Chalmers nodded. They stood on the quarterdeck, for she’d taken the helm herself the moment Anaph detected inflowing current. He’d released the upright hold on the mast; now the ship heeled moderately, running the calm water as close to the north shore as the Commander dared. “I’ll shorten that”, she told them. “There’s that small cape ahead. Past it, the water will flow back toward the gap. I’ll use it to gain us speed.”
“We’ll lose it as soon as we switch currents”, Kenedh pointed out. The Scout had been spending time with the sailors, up in the rigging and down in the hold, learning about sailing. “It’s just water velocity.”
Chalmers nodded. “True. But we’ll still gain; we won’t be fighting the current for that time. And it will give Anaph’s helper a rest, for the real battle.” A full twenty-nine of the huge sea creatures, which Commander Chalmers called “eel-whales”, were now adding their push to
Mercury’s Blade.
The whole ship shuddered as they crossed from one current to the other, from back flow to incoming flow. The water wanted to rip them into the rush and fling them back into the lakes, but they had reached a full thirty-six knots relative to the water, and had every bit of sailcloth out in imitation of Captain Shaugnessey’s wild ride, so though she shuddered,
Mercury’s Blade didn’t slip backward at all.
“Impossibly smooth”, Chalmers muttered.
“What was that, captain?” her first leftenant asked.
“This hull shouldn’t have made that smooth a transition”, she replied. “No ship has ever been so smooth.”
“My apologies”, Dugal said. “I failed to tell you: Kandath has changed the shape of the hull. I don’t understand it, but he said it makes us slide more smoothly. Staio says he’s ‘reduced the turbulence along the boundary layer’.”
The Yankee Druid had explained that to Anaph. “A small layer of water moves with the ship”, he related. “Where it meets the Sea, it makes swirls and eddies. That makes the ship slower.”
Commander Chalmers was already nodding. “So we move through the water like an eel-whale with its strange skin?” she asked.

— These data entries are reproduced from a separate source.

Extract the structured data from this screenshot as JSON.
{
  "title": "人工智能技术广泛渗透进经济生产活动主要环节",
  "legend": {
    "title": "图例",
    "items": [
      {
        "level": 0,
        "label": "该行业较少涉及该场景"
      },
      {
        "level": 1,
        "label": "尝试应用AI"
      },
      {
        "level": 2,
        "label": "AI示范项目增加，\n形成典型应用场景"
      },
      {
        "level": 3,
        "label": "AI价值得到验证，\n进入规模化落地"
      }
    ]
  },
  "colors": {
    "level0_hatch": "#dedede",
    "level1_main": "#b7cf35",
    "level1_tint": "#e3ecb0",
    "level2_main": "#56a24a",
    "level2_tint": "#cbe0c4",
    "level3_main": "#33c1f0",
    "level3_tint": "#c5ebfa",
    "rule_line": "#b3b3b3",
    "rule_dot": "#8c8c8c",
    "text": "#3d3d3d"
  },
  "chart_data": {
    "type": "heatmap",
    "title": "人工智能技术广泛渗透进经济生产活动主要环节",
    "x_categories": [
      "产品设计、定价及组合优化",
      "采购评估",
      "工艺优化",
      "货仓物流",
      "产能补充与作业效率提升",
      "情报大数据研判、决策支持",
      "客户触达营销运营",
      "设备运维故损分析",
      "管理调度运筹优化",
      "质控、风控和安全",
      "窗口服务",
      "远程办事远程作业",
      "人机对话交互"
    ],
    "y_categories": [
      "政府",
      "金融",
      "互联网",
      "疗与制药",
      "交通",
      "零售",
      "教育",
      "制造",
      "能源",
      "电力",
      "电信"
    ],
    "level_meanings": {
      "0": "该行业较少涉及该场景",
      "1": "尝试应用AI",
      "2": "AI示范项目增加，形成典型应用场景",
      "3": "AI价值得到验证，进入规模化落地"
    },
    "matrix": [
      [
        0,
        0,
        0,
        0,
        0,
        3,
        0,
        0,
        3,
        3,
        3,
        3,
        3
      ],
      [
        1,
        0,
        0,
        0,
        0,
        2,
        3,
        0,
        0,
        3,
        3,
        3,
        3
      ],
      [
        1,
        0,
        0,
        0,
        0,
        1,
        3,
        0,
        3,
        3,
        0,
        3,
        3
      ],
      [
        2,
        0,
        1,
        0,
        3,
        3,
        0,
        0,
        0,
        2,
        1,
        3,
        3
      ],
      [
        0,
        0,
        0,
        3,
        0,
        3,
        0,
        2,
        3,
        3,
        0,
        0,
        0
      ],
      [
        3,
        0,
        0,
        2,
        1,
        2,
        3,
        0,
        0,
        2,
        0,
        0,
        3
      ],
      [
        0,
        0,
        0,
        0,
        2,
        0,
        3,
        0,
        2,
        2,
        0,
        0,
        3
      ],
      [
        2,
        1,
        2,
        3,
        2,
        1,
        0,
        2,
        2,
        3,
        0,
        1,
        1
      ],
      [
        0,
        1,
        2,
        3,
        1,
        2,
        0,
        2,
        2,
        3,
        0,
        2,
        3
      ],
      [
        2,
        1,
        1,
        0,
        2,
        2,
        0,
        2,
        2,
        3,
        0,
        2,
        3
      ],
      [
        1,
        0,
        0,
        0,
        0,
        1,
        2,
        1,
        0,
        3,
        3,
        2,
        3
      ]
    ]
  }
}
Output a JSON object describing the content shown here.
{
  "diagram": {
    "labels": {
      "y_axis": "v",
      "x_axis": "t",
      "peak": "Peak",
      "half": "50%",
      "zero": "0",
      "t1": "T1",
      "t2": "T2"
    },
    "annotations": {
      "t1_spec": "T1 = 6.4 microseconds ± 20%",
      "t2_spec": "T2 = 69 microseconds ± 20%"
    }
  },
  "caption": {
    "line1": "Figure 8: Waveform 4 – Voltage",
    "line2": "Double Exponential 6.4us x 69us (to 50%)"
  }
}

“Not quite.” Dugal laughed. “Staio said if the wood was new, Kandath might be able to do that. But he’s just changing the shape a little.”
“Whatever it is, I approve”, the ship’s captain stated. Her eyes gleamed. “We’ll be the fastest ship on the Sea!”
Time stood still, stretching long. “Another ridge just collapsed. I have to believe the last one will hold. And we’re losing our helpers”, Anaph reported softly. “One by one. They’ve done their best.”
“Will they slip back down? After all this?” Dugal asked. “A poor repayment!”
Anaph squeezed the Scout’s shoulder. “No, they can ride the ship’s slipstream – a place behind, near the rudder, where the water gets pulled along with the ship. We’ll pull them along. All they have to do is push lightly against the ship and stay in place.”
The Scout walked to the rail and stood looking down for a minute, then at the faint shore to the north.. “Five knots”, he estimated. “How far to go?”
Anaph concentrated a moment. “Two kilometers till the water’s level.”
“We cut starboard before that”, Chalmers told them, her voice weary. “There’s a back current on the south side. Once we’re in it, I’m furling sail and giving the crew a rest.” She sighed. “She’s still slowing – I can feel it.”
Dugal shook his head, grinning. “We’re still faster forward than the water is backwards – that’s what matters.”
The first officer looked back. “Druid, how long until we can sail without a fight in and out of this new sea?”